Things that I struggled with:

  1. Project Dog — We adopted Ruby, the calmest and quietest 5 year old dog from the Humane Society in April. Turned out she dealt with anxiety, panic attacks, never lived indoors, and was in poor dental health. She possibly had attention-deficit-disorder type symptoms that made it impossible for her to learn obedience.
  2. Burnout — we skipped vacation in the Spring and Summer. Work was high because everyone wants to ship commerce now. Our Project Dog was a lot of work. Summer was exceedingly hot and humid. I got increasingly irritable till my wife insisted we take time off.
  3. Delta variant, and then Omicron — when it felt safer to start going out and seeing friends, the Delta variant broke out and we retreated back into our shells. It has been frustrating to see masks disappear almost everywhere outside a doctor’s office. My wife and I tend to be the only masked people at stores.
  4. Immunocompromised — We found out earlier this year that my wife is immunocompromised. This makes it extra hard for us as the variants come out while people get more and more relaxed about masking up!
  5. No Podcasting — I had hopes and dreams to write, record, edit and publish 6 episodes this year. I think I posted one. Everything I mentioned above sucked all willpower to be creative.

Things that worked well:

  1. Realizing the power of taking time off — this has to be on the top of the list. We took a vacation after I was already feeling burned out. It helped to get away. Just getting away, no internet, several books and hiking trails near by.
  2. Refining Perspective — By August I was claiming the whole year 2021 was a bust. By September I started realizing it was only the Summer that was tough. I used this insight to start logging my thoughts daily so I can question my own ideas, especially the big-bad ones like “2021 sucks”! Now I have a plan for 2022 thanks to this insight.
  3. Books, books, books — I started reading a lot more, enough to push through an inertia of sorts and gain momentum in reading.
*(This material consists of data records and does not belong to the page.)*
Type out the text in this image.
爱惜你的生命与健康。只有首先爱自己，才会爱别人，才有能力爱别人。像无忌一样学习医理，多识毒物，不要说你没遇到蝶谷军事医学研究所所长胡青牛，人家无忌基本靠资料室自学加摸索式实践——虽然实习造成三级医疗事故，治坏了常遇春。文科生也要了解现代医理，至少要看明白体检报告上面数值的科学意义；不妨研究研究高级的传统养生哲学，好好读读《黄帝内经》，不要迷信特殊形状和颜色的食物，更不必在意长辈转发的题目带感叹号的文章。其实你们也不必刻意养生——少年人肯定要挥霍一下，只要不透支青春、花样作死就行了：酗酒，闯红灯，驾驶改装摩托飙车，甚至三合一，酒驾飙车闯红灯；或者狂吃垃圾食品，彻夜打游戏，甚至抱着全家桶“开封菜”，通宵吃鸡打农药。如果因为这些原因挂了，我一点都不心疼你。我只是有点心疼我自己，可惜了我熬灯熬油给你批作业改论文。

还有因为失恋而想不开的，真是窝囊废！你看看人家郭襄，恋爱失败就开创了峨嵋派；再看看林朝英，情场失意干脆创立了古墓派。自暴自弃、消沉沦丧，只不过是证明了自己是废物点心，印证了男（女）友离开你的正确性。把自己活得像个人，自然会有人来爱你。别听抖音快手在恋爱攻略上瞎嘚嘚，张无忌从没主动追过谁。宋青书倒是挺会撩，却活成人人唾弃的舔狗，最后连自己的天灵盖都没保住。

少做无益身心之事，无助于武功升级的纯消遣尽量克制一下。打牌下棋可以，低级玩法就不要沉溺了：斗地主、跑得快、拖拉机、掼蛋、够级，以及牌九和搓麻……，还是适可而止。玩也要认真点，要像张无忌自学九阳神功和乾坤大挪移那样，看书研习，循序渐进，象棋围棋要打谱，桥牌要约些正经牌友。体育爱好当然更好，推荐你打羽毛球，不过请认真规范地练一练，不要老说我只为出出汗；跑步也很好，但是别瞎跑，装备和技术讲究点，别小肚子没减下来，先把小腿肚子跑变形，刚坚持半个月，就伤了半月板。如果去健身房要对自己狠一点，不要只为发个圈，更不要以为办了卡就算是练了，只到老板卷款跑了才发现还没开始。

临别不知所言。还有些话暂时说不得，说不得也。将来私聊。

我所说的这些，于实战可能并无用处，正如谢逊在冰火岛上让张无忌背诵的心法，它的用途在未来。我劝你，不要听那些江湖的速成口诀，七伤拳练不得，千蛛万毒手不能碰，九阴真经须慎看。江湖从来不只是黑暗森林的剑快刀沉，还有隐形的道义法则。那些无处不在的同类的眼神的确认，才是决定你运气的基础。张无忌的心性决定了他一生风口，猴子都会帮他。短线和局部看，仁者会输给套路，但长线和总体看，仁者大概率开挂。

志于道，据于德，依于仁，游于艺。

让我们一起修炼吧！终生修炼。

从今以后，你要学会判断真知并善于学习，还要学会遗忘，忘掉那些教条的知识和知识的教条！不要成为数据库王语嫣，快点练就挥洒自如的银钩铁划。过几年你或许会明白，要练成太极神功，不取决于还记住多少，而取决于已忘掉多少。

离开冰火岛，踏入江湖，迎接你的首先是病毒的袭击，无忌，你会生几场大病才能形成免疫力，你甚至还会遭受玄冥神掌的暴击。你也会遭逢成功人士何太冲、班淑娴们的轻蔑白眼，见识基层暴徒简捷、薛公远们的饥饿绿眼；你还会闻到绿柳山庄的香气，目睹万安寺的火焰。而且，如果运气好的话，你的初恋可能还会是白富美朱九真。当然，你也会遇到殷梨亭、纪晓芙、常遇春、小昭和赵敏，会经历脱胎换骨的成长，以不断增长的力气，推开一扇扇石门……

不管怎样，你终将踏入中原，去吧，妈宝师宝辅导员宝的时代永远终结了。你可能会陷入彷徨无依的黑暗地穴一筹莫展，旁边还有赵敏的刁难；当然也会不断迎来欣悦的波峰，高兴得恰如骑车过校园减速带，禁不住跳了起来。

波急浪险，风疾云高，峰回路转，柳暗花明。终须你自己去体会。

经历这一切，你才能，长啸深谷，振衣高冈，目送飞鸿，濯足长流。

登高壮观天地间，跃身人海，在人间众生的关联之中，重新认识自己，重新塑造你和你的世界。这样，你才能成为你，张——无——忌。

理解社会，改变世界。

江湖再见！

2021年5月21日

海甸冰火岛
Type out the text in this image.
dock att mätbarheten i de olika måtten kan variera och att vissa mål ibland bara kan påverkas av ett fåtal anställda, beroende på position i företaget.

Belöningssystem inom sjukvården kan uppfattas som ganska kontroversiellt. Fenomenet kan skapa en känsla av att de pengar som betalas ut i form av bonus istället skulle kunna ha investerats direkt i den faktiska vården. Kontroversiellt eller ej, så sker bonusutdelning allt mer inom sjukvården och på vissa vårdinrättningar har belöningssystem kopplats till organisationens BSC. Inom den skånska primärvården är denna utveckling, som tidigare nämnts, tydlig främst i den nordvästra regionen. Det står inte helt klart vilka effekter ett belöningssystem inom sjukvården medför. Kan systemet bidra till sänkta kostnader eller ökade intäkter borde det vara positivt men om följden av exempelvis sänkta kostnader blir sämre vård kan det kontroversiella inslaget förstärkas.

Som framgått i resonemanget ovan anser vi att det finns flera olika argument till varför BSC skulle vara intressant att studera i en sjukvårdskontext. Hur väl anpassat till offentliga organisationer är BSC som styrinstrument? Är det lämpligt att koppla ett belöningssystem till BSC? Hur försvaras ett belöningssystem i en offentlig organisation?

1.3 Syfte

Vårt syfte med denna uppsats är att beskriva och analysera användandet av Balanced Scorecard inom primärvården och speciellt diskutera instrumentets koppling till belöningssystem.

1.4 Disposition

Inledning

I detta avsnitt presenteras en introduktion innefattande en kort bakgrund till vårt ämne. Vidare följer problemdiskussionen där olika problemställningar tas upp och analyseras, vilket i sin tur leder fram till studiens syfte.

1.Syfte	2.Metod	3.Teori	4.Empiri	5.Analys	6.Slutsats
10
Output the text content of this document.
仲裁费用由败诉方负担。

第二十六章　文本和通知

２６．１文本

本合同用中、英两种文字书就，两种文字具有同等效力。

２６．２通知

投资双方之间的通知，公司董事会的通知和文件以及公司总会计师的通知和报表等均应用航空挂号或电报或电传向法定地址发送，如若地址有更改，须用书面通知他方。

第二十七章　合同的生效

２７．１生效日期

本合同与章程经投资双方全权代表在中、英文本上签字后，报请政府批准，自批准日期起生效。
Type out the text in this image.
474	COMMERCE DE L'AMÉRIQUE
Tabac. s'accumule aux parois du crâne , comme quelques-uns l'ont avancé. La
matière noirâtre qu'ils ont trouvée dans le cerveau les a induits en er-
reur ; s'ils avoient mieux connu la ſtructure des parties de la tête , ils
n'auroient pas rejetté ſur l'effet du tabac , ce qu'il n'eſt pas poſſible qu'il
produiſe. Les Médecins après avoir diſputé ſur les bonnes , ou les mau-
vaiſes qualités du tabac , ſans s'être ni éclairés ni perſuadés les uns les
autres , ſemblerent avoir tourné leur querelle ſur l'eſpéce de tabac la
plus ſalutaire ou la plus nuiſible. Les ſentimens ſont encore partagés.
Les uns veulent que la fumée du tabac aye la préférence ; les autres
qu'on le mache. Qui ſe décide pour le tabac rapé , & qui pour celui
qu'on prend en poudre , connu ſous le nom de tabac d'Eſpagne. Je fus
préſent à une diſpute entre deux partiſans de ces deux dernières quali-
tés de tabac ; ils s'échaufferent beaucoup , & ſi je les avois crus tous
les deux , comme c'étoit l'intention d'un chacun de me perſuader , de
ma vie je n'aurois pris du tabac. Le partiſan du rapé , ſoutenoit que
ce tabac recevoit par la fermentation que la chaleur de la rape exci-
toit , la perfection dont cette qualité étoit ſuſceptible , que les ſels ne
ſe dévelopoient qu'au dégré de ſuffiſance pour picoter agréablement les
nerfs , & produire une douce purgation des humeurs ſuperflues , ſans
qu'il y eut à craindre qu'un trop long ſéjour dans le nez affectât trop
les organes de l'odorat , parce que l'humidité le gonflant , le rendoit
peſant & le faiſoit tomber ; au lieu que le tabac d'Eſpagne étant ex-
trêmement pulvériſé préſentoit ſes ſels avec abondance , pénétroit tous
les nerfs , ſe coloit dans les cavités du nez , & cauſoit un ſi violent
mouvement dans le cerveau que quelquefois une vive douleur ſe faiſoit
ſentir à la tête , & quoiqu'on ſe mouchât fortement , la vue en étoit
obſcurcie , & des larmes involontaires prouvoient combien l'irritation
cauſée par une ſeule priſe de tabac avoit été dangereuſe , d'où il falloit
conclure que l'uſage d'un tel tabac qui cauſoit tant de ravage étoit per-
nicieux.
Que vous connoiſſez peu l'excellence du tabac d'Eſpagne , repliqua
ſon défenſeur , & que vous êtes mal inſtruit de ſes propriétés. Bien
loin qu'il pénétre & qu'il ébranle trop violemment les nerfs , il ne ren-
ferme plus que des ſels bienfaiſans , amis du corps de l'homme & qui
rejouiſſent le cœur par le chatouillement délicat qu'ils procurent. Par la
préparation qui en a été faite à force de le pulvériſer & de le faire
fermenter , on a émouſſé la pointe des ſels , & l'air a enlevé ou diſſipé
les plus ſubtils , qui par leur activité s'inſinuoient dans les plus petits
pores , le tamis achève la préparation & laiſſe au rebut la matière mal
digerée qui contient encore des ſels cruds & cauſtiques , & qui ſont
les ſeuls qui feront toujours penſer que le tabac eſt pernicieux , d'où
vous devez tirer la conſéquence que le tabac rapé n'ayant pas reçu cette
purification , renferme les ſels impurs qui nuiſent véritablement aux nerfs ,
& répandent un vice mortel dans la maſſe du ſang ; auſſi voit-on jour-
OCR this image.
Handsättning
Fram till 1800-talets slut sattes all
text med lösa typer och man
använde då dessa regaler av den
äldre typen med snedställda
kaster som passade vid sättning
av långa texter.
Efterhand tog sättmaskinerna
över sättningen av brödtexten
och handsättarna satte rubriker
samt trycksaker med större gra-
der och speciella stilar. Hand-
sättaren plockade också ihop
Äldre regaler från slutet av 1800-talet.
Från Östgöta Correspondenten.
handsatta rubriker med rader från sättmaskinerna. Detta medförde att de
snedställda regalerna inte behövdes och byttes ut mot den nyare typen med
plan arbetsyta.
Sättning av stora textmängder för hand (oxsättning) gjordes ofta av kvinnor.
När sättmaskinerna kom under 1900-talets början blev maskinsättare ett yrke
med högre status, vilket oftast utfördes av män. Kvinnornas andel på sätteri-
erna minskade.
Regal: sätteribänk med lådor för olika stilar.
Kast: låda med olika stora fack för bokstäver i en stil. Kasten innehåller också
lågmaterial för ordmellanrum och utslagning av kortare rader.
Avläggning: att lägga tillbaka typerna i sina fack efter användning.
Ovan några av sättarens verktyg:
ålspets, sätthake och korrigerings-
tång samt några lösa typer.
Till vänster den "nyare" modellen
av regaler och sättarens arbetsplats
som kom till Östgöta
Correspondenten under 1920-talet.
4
I went from a book a month to 6 books in December! I started taking detailed notes but in a way that I have not taken before. I should expand on that another day.
  4. Metacognition — this puts a name to the thing I have been pursuing. The idea of metacognition — thinking about my own thinking, finding out that my love for truth is bigger than my love for what I already know — this feels like a core value and I am glad I discovered it. Now I know its name.
  5. Internet Sabbath — I switch off internet use on Saturdays allowing only texts and phone calls on my phone. The effects flow into the weekdays. This has significantly curtailed the amount of YouTube and Internet-TV shows I used to binge. Probably 2 hours or more every day! Gone!!
  6. High-Quality Relaxation — With TV gone, I found a few ways to have a high-quality relaxation. Walking our dog with my wife is one. Taking a drive in the evening and listening to a podcast is another. There was a time I felt passively watching TV was all I could do at the end of a workday. What a waste!